What Are Adjectives?
Adjectives are descriptive words that are used to define the state or quality of nouns. Examples include; interesting story, brilliant student, amazing weather, etc. They can also be used to describe quantities of nouns; thousands, little, seven, etc. 

Adjectives Modify Nouns
Adjectives principally function to modify/describe nouns and are thus not used to modify adjectives, verbs or adverbs in a sentence.  

I had a brilliant day at work.
My biggest worry is failing this exam.

In both sentences, the adjectives can easily be identified as they are used just before the nouns. However, adjectives can do a whole lot more than act as modifiers. 

For example, they can be used to complement linking verbs that inform the sensory experience or condition of being.
Jogging is easier than running.
It feels cold outside.
Technically, adjectives used in this context are commonly referred to as predicate adjectives. 

Uses of Adjectives
In sentences, adjectives make it easier for a reader to know precisely what you want given to you, how much or how many what you are referring to is, or what kind of thing it is you are talking about.  
You can take all four big oranges in the basket
In the above example, four and big are used to describe or modify oranges.
More commonly, adjectives are separated by a comma or conjunction when they are used close together. 
He wants to buy a spacious, beautiful house to gift his son.
His son's house is spacious and beautiful

Degrees of Comparison
Adjectives can also function to compare one or more objects, in which case they assume absolute, comparative or superlative forms. 
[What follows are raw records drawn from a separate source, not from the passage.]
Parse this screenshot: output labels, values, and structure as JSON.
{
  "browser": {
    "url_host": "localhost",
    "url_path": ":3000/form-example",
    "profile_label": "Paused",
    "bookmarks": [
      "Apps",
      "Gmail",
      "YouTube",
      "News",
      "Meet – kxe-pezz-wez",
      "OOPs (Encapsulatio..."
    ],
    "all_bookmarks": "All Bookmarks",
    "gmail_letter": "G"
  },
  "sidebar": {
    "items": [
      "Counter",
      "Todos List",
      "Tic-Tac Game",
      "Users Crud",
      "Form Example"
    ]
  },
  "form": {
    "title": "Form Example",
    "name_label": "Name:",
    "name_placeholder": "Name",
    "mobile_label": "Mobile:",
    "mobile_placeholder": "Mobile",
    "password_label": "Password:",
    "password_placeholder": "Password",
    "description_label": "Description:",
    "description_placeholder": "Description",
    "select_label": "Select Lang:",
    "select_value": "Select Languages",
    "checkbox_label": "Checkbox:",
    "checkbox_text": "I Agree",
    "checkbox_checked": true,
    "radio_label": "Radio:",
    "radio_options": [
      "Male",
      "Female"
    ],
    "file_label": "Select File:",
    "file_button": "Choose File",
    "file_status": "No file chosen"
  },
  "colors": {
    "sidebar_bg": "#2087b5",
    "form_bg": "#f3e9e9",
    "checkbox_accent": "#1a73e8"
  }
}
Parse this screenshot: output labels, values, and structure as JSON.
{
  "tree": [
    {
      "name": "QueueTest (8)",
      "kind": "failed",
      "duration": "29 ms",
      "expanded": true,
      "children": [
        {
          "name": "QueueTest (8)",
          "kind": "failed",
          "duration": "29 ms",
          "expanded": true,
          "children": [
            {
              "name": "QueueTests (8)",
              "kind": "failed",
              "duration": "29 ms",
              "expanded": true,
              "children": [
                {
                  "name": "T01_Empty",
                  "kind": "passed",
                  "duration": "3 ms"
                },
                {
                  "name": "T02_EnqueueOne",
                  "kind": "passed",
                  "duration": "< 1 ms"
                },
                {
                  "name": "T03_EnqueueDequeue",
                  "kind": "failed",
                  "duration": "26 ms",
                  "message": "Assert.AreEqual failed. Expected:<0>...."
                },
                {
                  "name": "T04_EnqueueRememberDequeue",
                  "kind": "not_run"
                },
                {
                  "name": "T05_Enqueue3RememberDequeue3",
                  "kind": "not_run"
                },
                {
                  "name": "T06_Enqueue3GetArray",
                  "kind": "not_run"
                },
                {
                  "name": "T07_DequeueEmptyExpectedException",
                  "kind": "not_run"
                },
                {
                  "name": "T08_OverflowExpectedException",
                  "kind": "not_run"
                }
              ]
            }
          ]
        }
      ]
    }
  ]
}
Absolute adjectives are used to describe things as they intrinsically are;
A big house
An interesting story

Comparative Adjectives: 
Expectedly, comparative adjectives, on the other hand, are used to compare two or more things. The suffix –er or –r is added to make the comparative form of most one-syllable adjectives. The –y ending of adjectives with two syllables is replaced with –ier while multi-syllable adjectives are simply used by adding more. Examples include;
A bigger house
A more interesting story 

Superlative Adjectives: 

Superlative adjectives inform that something is of the highest degree when it comes to a particular quality. Mono-syllable adjectives are combined with the suffix –est or -st to make a superlative form. Two-syllable adjectives carry the ending –iest in replacement of –y while multi-syllable adjectives become superlatives when the word most are added to them. The article "the" is most often used with a superlative since a superlative object is intrinsically one that you are specific about. 
The biggest house
The most interesting story

Coordinate Adjectives:

Coordinate Adjectives are those used in a sentence to modify the same noun. In such cases, a comma or and should be used to separate them. 
It looks a dry, sunny day.
It's a long and exciting story. 
However, that two adjectives are closely used together doesn't always infer a coordinate relationship. A common scenario of this occurs when one of them forms a semantically single unit with the noun used in the sentence, in which case the other adjective is more or less the only modifier, thus a comma is not used to separate both adjectives.

For example:
His pet loves his old cotton mat. Here cotton mat is a single semantic unit modified by the adjective old. Thus, both old and cotton are not separated by a comma. When it's difficult to know whether two adjectives function as coordinates or not, simply insert the conjunction "and" or switch the order of the adjectives. If the new phrase doesn't sound perfect, you likely don't have a coordinate relationship.

Adjectives vs. Adverbs
Since we've been wired to think that adjectives serve no other function but modify nouns, a common mistake is to use an adverb to modify a verb, when a predicate adjective more rightly conveys the meaning of a sentence. 

For example:
"He feels badly about his mistake" means that he is bad at feeling things. But, if you mean that he is experiencing negative emotions, "He feels bad" fits in more correctly. 

When Nouns Become Adjectives and Adjectives Become Nouns
It is also noteworthy to remember that nouns and adjectives can substitute each other in meaning in a sentence depending on their placement. 

In "Don't check his test results without his permission," for example, test is a noun, but in the given sentence functions to modify the noun – results.  

Similarly, in "Brian takes food to the poor," the word poor assumes the position of a noun, whereas it could easily be referred to as an adjective.